Par conséquent, la ferme souhaite plutôt prendre une toute autre direction qui consiste à instituer un nouveau contrat entre leur ferme et la communauté qu’elle nourrit. Notamment par la formation d’une coopérative et d’une fiducie pour gérer la ferme, d’assemblées communautaires et de contributions variables pour permettre à toustes de mettre la main à la terre selon leur moyen. Il s’agit en quelque sorte d’une alliance où les partis s’entendent sur une vision et un but communs, et sur la manière de les concrétiser.

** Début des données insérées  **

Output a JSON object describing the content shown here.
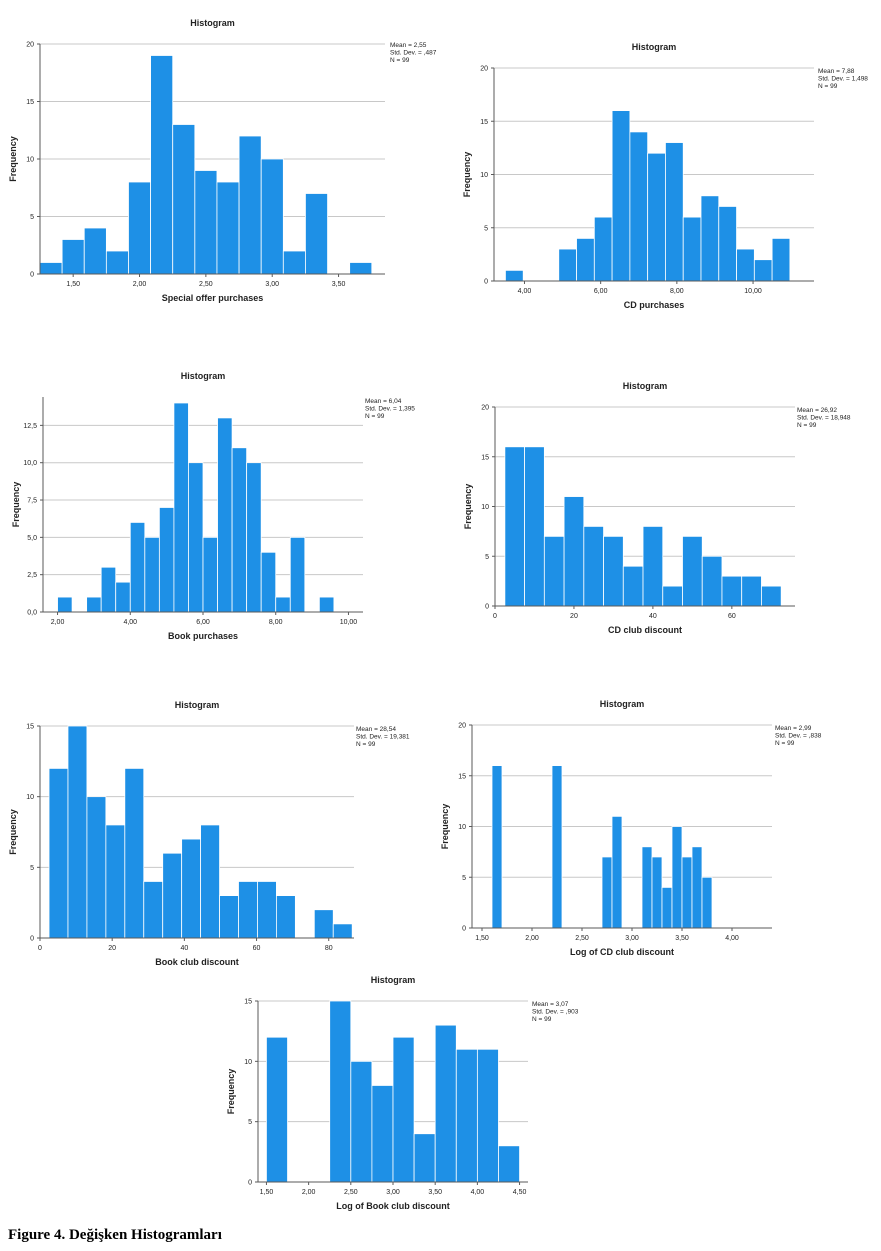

« Nous croyons que nous devons être plus nombreux à connaître et comprendre les exigences du projet nourricier que constitue une ferme, et surtout d’en partager la responsabilité. Nous aimons l’idée partagée par le fermier américain, Trauger Groh, selon laquelle la prospérité des fermes doit être l’affaire de tous, et pas seulement des agriculteurs et des agricultrices. Ce que nous proposons, en somme, c’est de faire communauté. Une idée toute simple, mais complètement marginale et à mille lieues du chacun pour soi de notre organisation sociale que nous avons si bien intériorisée », explique Mélina Plante, copropriétaire de la ferme les Bontés de la Vallée.

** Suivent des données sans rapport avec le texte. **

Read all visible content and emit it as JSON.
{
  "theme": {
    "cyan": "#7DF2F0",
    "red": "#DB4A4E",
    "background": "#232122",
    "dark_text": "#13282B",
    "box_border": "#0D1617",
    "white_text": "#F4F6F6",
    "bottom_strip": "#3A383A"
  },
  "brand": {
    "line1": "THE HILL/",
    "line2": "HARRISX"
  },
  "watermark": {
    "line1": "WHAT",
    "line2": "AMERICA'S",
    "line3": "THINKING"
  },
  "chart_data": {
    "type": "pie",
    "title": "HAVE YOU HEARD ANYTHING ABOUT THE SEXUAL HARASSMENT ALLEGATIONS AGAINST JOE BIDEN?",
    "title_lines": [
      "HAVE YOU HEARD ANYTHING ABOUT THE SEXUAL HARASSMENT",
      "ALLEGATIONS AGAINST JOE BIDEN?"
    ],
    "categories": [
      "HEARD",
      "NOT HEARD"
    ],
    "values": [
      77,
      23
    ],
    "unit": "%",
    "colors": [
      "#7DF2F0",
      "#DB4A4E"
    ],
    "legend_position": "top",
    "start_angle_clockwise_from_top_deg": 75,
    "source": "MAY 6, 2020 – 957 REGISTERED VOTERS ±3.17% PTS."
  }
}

Renouveler l’agriculture soutenue par la communauté
Le Réseau des fermiers.ères de famille souhaite exprimer son soutien à Mélina et François quant à la situation difficile à laquelle ils doivent faire face, mais également aux solutions qu’ils ont partagées qui sont en phase avec les valeurs de notre réseau et avec le projet de société que propose notre Manifeste de la résilience.

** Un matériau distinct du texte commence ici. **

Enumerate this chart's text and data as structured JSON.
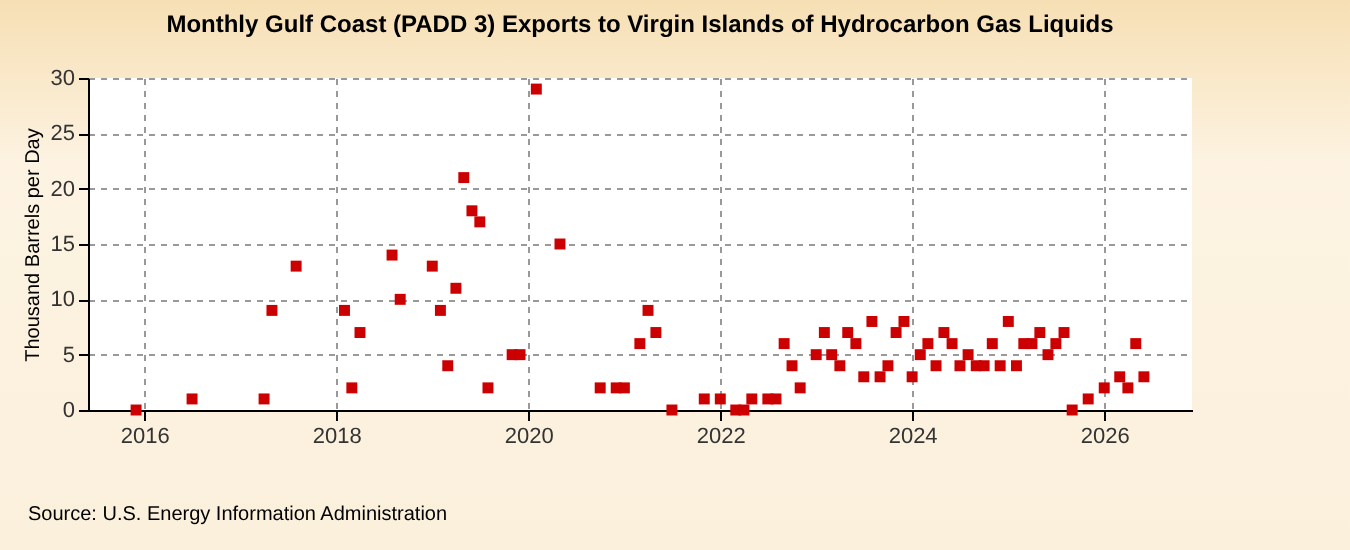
{
  "chart_data": {
    "type": "scatter",
    "title": "Monthly Gulf Coast (PADD 3) Exports to Virgin Islands of Hydrocarbon Gas Liquids",
    "ylabel": "Thousand Barrels per Day",
    "annotations": [
      "Source: U.S. Energy Information Administration"
    ],
    "x": [
      "2015-12",
      "2016-07",
      "2017-04",
      "2017-05",
      "2017-08",
      "2018-02",
      "2018-03",
      "2018-04",
      "2018-08",
      "2018-09",
      "2019-01",
      "2019-02",
      "2019-03",
      "2019-04",
      "2019-05",
      "2019-06",
      "2019-07",
      "2019-08",
      "2019-11",
      "2019-12",
      "2020-02",
      "2020-05",
      "2020-10",
      "2020-12",
      "2021-01",
      "2021-03",
      "2021-04",
      "2021-05",
      "2021-07",
      "2021-11",
      "2022-01",
      "2022-03",
      "2022-04",
      "2022-05",
      "2022-07",
      "2022-08",
      "2022-09",
      "2022-10",
      "2022-11",
      "2023-01",
      "2023-02",
      "2023-03",
      "2023-04",
      "2023-05",
      "2023-06",
      "2023-07",
      "2023-08",
      "2023-09",
      "2023-10",
      "2023-11",
      "2023-12",
      "2024-01",
      "2024-02",
      "2024-03",
      "2024-04",
      "2024-05",
      "2024-06",
      "2024-07",
      "2024-08",
      "2024-09",
      "2024-10",
      "2024-11",
      "2024-12",
      "2025-01",
      "2025-02",
      "2025-03",
      "2025-04",
      "2025-05",
      "2025-06",
      "2025-07",
      "2025-08",
      "2025-09",
      "2025-11",
      "2026-01",
      "2026-03",
      "2026-04",
      "2026-05",
      "2026-06"
    ],
    "series": [
      {
        "color": "#cc0000",
        "values": [
          0,
          1,
          1,
          9,
          13,
          9,
          2,
          7,
          14,
          10,
          13,
          9,
          4,
          11,
          21,
          18,
          17,
          2,
          5,
          5,
          29,
          15,
          2,
          2,
          2,
          6,
          9,
          7,
          0,
          1,
          1,
          0,
          0,
          1,
          1,
          1,
          6,
          4,
          2,
          5,
          7,
          5,
          4,
          7,
          6,
          3,
          8,
          3,
          4,
          7,
          8,
          3,
          5,
          6,
          4,
          7,
          6,
          4,
          5,
          4,
          4,
          6,
          4,
          8,
          4,
          6,
          6,
          7,
          5,
          6,
          7,
          0,
          1,
          2,
          3,
          2,
          6,
          3
        ]
      }
    ],
    "xlim": [
      "2015-06",
      "2026-12"
    ],
    "xticks": [
      "2016",
      "2018",
      "2020",
      "2022",
      "2024",
      "2026"
    ],
    "ylim": [
      0,
      30
    ],
    "yticks": [
      0,
      5,
      10,
      15,
      20,
      25,
      30
    ],
    "grid": true,
    "marker": "square"
  }
}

« Nous croyons que pour surmonter les défis de l’avenir et assurer notre résilience face à ceux-ci, il faut que notre société reconnecte avec son alimentation, son agriculture et son territoire. L’avenir de l’agriculture doit devenir l’affaire de tous et toutes. Heureusement, plusieurs actions sont possibles pour les citoyens, les citoyennes et les gouvernements qui souhaitent s’impliquer davantage pour cette cause », a déclaré Léon Bibeau-Mercier, président de la Coopérative pour l’agriculture de proximité écologique.
Notamment, chaque citoyen.ne peut soutenir et exiger la transformation de l’industrie agroalimentaire; en s’engageant auprès d’un.e fermier.ère de famille, en fréquentant les marchés fermiers et les épiceries bio-locales, en variant son alimentation avec les saisons, en exigeant des municipalités qu’elles se dotent de plates-bandes comestibles et de lieux alimentaires publics, en remplaçant son gazon par des plantes aromatiques, médicinales, mellifères ou potagères, en s’impliquant dans le choix des ingrédients servis dans les écoles et dans les centres hospitaliers.
En ce qui concerne les gouvernements, ceux-ci pourraient faciliter l’accès à la terre, offrir un financement sensé des entreprises agricoles, réviser les normes sanitaires et les lois sur les quotas, offrir un appui ferme et sans équivoque à l’agriculture biologique, multiplier les marchés publics, faire la promotion et soutenir la distribution des aliments en circuit court, modifier les programmes éducatifs pour qu’ils soient axés sur la nature et l’alimentation locale, pour n’en nommer que quelques.unes.